L’une des chanoines de la cathédrale (le clergé est mixte, chez les anglicans) se réjouit que la fréquentation de la cathédrale ait augmenté de plus de 80 % par rapport à 2018 : « La cathédrale est pleine de gens qui jouent au golf […], c’est fantastique », déclare-t-elle. On croyait que les églises étaient faites pour se recueillir, en présence de Dieu, ou pour offrir un patrimoine culturel et religieux à la vue des touristes. On se trompait. Tous les moyens sont bons pour attraper des fidèles… au jeu du mini-golf, les clubs de golf remplaçant les missels.

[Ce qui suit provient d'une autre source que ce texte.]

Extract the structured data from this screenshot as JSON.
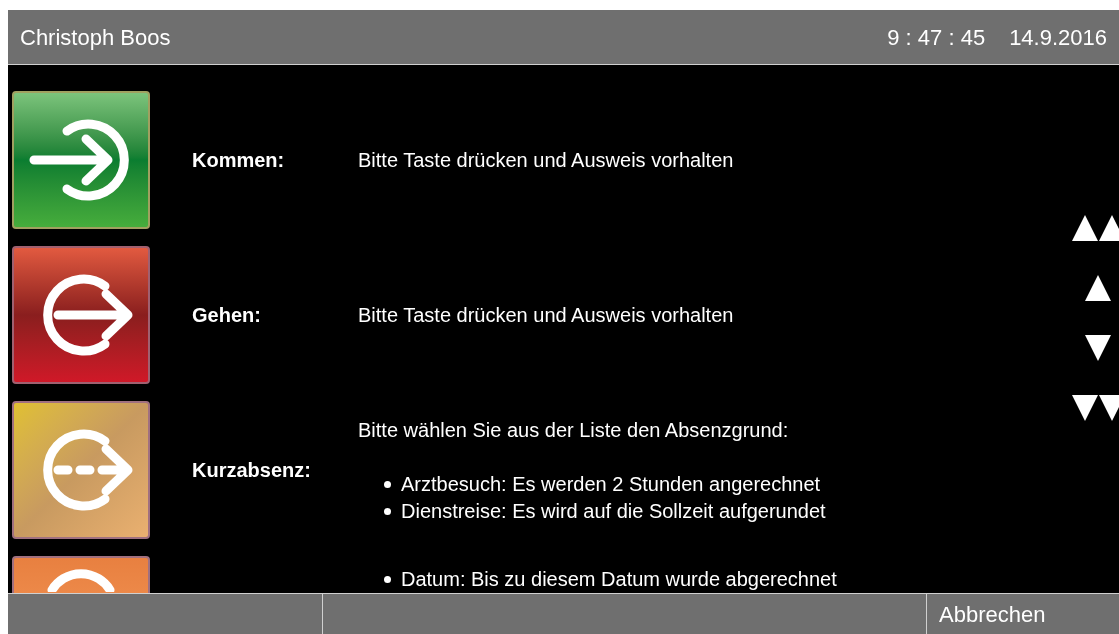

D’autres cathédrales ont pris de semblables initiatives. La cathédrale de Norwich, rivalisant avec Disneyland, a installé un toboggan en spirale de quinze mètres de hauteur, tandis que celle de Liechfield, pour commémorer le cinquantenaire du premier voyage sur la Lune, a construit sur son sol une réplique de la surface lunaire. Ne nous moquons pas. Après l’incendie de Notre-Dame de Paris, certains ont bien proposé, sur les réseaux sociaux, des projets farfelus pour la reconstruction de la flèche : un château de contes de fées, une nouvelle pyramide, une bouteille de champagne, et même… un croissant musulman (sans doute dans un esprit œcuménique).

On se demande quel est le rapport entre la religion et ce racolage de chalands, comme si l’Église avait besoin de développer les méthodes de marketing les plus contestables pour augmenter sa clientèle. On doute que Paul Claudel se fût converti, à l’âge de dix-huit ans, en se rendant à Notre-Dame de Paris pour y suivre les offices de Noël s’il y avait trouvé quelque lieu de divertissement. Au lieu d’écrire « En un instant, mon cœur fut touché et je crus », il aurait plutôt pris ses jambes à son cou.

Cela ne semble pas gêner nos voisins anglicans. « Quand ils arrivent, les gens découvrent qu’ils sont les bienvenus et […] tout ce que la cathédrale a à leur offrir », souligne la clergywoman de Rochester. Apparemment, peu importe ce que l’on fait dans les cathédrales, pourvu qu’elles soient fréquentées. Il paraît que les fidèles prennent l’initiative avec philosophie : « Ce n’est pas tellement différent de ce qui se passait au Moyen Âge », quand les églises accueillaient des animaux et des marchés, commente l’un d’entre eux. Sans doute ignore-t-il comment Jésus chassa les marchands du Temple.

Difficile, pour la France, de donner des leçons à l’Angleterre. De plus en plus d’édifices religieux, délaissés par les pratiquants, sont mis en vente pour devenir des caves à vins ou des discothèques. Après le concile Vatican II, dans les années 60, on avait bien tenté d’obtenir une plus grande participation des fidèles à la liturgie, en simplifiant les rites et en abandonnant le latin. Mais le clergé le fit généralement avec tant de démagogie que les églises se vidèrent encore davantage.

Pour les remplir à nouveau, il ne faut pas moins de religion mais un peu plus de religion. Un peu plus de foi, ose-t-on dire. Les trous du terrain de golf remplissent peut-être les caisses mais risquent fort d’engloutir le nombre des chrétiens.